Masalah krusial yang ada pada Undang-Undang Nomor 5 Tahun 2011 tentang Akuntan Publik (UU Akuntan Publik) adalah adanya kata ‘manipulasi’ sehingga membuka peluang lebar-lebar timbulnya multitafsir. Hal ini disampaikan oleh Pakar Hukum Tata Negara Yusril Ihza Mahendra dalam sidang lanjutan perkara dengan Nomor 84/PUU-IX/2011 yang digelar pada Selasa (14/2), di Ruang Sidang Pleno MK. Pemohon dalam perkara ini, yakni M. Achsin, Anton Silalahi, Yanuar Maulana, Rahmat Zuhdi dan M. Zainudin selaku Akuntan Publik.
“Frasa ‘…melakukan manipulasi, membantu melakukan manipulasi…’ secara hukum adalah frasa yang tidak jelas maknanya. Dalam bahasa sehari-hari, kata ‘manipulasi’ mengandung arti negatif, yakni memutarbalikan atau menggambarkan sesuatu yang berbeda dari fakta atau keadaan yang sebenarnya, padahal dalam istilah akuntansi, manipulasi bukanlah sesuatu yang bersifat negatif. Istilah data manipulating berkaitan erat dengan profesi akuntan dalam menganalisis dan melakukan penilaian terhadap data yang hasilnya mungkin berbeda dengan data yang dihasilkan oleh manajemen, mengenai laporan keuangan yang dibuatnya,” papar Yusril di hadapan Majelis Hakim Konstitusi yang diketuai oleh Ketua MK Moh. Mahfud MD.
Yusril menjelaskan karena ‘manipulasi’ dalam konteks akuntasi, berkaitan dengan analisis dan penilaian, maka tindakan manipulasi bukanlah termasuk tindakan pidana yang harus diberikan sanksi pidana pula. Dalam UU No. 5/2011, terang Yusril, tidak memberi penjelasan tentang arti kata ‘manipulasi’. Demikian pula dalam pasal 1 UU tersebut juga tidak merumuskan mengenai istilah ‘manipulasi’. “Oleh karena istilah ini belum dikenal dalam hukum pidana kita, kecuali istilah memalsukan KUHP, maka seharusnya istilah ‘manipulasi’ diberi penjelasan otentik oleh UU untuk mencegah multitafsir yang berakibat hilangnya kepastian hukum. Karena sifatnya yang multitafsir itu, maka aparat penegak hukum akan menafsirkan sendiri istilah itu yang dapat menimbulkan kesewenang-wenangan terhadap rakyatnya sendiri. Hal ini bertentangan dengan asas negara hukum yang diatur dalam Pasal 1 ayat (3) UUD 1945,” paparnya.

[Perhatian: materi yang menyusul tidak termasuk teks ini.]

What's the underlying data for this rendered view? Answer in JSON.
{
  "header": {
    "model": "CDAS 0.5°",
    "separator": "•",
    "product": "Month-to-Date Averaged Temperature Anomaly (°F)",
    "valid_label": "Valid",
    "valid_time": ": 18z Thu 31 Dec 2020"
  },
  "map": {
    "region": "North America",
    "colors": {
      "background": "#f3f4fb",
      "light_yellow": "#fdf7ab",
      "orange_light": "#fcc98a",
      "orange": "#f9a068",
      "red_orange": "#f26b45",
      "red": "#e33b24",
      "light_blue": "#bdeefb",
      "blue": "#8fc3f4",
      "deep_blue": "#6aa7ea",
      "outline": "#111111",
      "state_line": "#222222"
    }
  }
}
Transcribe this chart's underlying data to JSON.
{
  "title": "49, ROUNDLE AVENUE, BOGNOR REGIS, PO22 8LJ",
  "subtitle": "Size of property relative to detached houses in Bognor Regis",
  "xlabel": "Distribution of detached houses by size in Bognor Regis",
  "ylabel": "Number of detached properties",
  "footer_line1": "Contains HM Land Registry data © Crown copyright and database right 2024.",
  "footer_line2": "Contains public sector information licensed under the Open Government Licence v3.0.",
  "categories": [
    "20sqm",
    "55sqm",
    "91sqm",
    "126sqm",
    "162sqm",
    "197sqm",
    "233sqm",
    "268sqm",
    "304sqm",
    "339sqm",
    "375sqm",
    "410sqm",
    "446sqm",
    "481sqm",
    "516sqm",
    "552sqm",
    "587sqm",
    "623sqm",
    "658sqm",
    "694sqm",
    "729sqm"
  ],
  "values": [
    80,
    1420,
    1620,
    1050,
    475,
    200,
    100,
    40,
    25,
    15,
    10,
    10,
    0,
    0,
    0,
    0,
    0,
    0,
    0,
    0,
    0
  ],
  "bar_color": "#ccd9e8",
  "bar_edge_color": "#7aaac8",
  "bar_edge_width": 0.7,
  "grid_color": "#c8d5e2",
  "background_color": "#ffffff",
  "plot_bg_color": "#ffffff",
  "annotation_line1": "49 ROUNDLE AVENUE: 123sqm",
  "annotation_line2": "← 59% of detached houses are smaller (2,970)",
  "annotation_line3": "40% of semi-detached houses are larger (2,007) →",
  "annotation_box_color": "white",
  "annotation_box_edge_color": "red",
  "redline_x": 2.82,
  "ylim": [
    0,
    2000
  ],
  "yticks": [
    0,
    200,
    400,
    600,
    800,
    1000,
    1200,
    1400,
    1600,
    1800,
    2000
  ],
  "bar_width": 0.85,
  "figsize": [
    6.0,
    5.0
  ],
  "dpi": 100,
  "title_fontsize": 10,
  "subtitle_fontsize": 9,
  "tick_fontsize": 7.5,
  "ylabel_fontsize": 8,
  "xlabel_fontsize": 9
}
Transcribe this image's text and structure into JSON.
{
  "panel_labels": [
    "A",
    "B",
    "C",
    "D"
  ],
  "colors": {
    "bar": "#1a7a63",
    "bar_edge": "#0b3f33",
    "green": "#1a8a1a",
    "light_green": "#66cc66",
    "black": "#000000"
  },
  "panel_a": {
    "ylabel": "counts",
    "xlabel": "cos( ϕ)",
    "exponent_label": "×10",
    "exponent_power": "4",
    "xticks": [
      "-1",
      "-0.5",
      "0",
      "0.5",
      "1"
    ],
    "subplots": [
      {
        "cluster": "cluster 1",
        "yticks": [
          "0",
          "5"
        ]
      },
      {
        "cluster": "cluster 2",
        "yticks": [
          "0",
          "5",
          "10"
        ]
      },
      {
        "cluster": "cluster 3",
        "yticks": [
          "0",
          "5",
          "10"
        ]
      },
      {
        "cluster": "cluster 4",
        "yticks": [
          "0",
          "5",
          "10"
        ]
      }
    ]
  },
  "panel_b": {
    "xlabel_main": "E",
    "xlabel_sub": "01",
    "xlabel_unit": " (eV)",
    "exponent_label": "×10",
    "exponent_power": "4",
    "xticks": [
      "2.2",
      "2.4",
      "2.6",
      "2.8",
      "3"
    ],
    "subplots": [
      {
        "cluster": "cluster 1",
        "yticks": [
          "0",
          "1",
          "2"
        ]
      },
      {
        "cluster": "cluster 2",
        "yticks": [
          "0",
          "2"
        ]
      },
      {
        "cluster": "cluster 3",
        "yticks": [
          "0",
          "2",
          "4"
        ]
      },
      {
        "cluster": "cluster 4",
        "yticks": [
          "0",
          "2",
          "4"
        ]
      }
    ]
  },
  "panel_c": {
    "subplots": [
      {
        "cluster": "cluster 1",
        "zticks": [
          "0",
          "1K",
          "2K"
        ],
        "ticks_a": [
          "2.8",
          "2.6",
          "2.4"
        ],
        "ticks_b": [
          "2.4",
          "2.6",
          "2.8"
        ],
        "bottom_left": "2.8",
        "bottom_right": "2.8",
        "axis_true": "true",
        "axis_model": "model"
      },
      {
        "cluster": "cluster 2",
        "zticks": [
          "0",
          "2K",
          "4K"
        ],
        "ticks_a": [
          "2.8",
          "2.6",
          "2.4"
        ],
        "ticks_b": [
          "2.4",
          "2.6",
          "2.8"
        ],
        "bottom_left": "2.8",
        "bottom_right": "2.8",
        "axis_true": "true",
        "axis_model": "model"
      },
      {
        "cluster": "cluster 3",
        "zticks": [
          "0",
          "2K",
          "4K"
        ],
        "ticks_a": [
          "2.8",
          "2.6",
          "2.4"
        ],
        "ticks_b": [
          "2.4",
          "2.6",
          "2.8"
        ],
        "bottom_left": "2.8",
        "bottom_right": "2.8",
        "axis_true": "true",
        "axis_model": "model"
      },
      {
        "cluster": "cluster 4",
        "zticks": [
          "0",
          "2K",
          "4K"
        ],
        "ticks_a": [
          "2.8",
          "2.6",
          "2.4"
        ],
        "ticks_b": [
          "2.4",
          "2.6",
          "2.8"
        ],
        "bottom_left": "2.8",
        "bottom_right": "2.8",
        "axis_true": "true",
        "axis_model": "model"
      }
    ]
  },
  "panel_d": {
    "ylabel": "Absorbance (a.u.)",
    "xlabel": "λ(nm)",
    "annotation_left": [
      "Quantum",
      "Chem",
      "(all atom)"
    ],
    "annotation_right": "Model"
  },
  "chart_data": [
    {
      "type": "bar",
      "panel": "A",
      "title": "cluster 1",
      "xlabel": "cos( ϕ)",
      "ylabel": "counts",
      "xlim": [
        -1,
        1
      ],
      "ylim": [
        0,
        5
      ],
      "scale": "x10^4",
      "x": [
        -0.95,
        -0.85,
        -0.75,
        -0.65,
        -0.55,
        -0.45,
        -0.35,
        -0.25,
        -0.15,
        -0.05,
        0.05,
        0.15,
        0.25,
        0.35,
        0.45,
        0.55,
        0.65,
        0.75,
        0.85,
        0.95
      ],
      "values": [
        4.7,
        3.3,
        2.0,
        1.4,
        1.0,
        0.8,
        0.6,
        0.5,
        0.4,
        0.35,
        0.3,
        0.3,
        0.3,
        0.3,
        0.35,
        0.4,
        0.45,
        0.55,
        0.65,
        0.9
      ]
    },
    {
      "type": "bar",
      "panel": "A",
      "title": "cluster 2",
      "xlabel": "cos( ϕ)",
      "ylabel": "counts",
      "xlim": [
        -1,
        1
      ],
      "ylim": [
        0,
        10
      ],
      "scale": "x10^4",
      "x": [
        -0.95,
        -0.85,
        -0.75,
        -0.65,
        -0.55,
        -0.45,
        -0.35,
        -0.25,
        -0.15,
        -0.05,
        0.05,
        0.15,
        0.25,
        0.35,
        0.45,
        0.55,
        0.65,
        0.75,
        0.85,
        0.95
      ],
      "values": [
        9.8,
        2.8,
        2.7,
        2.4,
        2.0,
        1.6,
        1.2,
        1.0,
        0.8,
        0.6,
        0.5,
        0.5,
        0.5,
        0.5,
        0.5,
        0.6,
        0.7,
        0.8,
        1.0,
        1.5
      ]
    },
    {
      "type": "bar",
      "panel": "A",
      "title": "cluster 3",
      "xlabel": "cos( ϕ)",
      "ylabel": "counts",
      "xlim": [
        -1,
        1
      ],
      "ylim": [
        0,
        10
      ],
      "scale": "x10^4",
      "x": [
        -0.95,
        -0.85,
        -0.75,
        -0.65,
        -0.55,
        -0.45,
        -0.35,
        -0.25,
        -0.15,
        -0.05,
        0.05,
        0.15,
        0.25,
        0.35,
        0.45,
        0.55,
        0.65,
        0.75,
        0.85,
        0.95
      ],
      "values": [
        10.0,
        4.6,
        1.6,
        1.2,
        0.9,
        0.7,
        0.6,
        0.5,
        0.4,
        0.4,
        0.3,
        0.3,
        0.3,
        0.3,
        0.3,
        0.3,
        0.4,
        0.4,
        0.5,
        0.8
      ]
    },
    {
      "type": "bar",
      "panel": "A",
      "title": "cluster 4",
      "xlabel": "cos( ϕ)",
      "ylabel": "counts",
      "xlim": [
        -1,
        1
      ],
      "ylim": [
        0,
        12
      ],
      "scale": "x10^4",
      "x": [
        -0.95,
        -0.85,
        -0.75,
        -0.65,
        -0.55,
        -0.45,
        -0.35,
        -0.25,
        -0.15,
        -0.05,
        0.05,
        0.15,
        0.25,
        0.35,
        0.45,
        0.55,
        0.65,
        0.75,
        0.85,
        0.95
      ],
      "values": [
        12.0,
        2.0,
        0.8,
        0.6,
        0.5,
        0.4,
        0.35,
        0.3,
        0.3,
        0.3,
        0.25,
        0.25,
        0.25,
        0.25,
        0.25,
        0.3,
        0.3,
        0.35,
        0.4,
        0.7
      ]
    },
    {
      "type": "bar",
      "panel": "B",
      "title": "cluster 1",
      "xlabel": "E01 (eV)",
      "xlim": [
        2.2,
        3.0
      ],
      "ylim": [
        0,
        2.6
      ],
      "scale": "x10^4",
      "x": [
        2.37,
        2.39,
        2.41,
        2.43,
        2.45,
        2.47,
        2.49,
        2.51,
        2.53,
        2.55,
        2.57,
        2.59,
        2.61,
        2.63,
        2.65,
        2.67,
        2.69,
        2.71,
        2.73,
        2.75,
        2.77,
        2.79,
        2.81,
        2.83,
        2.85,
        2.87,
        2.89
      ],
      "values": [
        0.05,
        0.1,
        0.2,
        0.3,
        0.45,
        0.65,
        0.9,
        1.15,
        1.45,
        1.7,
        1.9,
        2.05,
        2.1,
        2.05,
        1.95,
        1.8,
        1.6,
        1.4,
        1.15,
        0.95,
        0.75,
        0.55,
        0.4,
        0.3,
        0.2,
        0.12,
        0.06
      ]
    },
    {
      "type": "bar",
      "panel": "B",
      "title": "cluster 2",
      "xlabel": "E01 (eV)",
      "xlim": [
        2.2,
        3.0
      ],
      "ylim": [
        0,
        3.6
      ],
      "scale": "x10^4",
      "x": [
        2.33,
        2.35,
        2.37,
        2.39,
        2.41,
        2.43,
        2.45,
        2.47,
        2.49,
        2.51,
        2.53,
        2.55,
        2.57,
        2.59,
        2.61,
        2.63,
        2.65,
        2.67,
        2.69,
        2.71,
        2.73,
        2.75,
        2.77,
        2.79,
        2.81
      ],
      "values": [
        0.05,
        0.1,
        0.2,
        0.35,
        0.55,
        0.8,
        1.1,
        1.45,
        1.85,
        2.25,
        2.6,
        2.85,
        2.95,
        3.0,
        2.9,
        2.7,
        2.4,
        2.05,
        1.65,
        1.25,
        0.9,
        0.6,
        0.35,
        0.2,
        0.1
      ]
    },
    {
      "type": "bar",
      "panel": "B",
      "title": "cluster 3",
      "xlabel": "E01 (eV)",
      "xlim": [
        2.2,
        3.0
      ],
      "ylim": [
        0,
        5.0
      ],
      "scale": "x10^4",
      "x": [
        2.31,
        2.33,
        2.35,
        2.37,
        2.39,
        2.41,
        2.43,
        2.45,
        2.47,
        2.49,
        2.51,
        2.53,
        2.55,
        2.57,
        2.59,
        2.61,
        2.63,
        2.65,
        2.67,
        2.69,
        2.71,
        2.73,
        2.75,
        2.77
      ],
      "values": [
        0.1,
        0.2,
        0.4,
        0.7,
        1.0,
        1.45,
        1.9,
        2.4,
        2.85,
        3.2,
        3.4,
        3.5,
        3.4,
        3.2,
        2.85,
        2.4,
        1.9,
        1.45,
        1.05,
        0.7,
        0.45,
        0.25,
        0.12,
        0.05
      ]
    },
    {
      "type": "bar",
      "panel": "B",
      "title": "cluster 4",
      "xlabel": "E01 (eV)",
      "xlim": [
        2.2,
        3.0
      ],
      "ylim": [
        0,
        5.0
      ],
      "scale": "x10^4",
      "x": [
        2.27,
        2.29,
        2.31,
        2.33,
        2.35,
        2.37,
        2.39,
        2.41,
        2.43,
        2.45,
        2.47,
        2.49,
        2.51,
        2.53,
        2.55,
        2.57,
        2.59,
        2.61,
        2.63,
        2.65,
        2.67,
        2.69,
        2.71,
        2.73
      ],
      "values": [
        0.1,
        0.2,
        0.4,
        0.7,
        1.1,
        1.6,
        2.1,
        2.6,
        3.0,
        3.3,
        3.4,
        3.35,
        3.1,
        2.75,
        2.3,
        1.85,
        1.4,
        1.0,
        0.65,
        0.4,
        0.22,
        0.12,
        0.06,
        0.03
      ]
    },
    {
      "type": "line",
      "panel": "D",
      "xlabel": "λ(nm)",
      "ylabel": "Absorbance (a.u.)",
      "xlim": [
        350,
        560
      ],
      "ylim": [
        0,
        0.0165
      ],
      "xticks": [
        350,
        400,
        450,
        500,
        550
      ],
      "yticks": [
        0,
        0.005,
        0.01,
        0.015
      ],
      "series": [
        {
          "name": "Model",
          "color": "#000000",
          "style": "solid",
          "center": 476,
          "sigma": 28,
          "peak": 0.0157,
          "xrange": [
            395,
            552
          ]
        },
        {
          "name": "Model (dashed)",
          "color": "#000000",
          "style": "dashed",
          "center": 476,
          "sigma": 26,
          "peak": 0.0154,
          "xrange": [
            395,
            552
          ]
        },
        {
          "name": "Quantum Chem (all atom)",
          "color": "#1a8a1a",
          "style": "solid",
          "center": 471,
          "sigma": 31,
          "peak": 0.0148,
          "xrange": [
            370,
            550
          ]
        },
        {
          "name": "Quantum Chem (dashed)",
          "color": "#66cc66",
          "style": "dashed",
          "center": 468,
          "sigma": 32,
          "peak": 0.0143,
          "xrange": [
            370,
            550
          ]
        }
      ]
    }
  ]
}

Penggunaan kata ‘manipulasi’ menimbulkan kekhawatiran dan perasaan takut pada para akuntan public untuk melakukan sesuatu sesuai dengan profesinya, padahal setiap orang berhak atas rasa aman dan bebas dari ancaman untuk berbuat atau tidak berbuat sesuatu seperti yang diatur dalam Pasal 28G ayat (1) UUD1945. “Kalau akuntan publik merasa takut melakukan manipulasi (data manipulating) yang menjadi saran kerja mereka dan merasa terancam karena suatu norma, maka jelaslah norma UU tersebut bertentangan dengan Pasal 28G ayat (1) UUD 1945,” urainya.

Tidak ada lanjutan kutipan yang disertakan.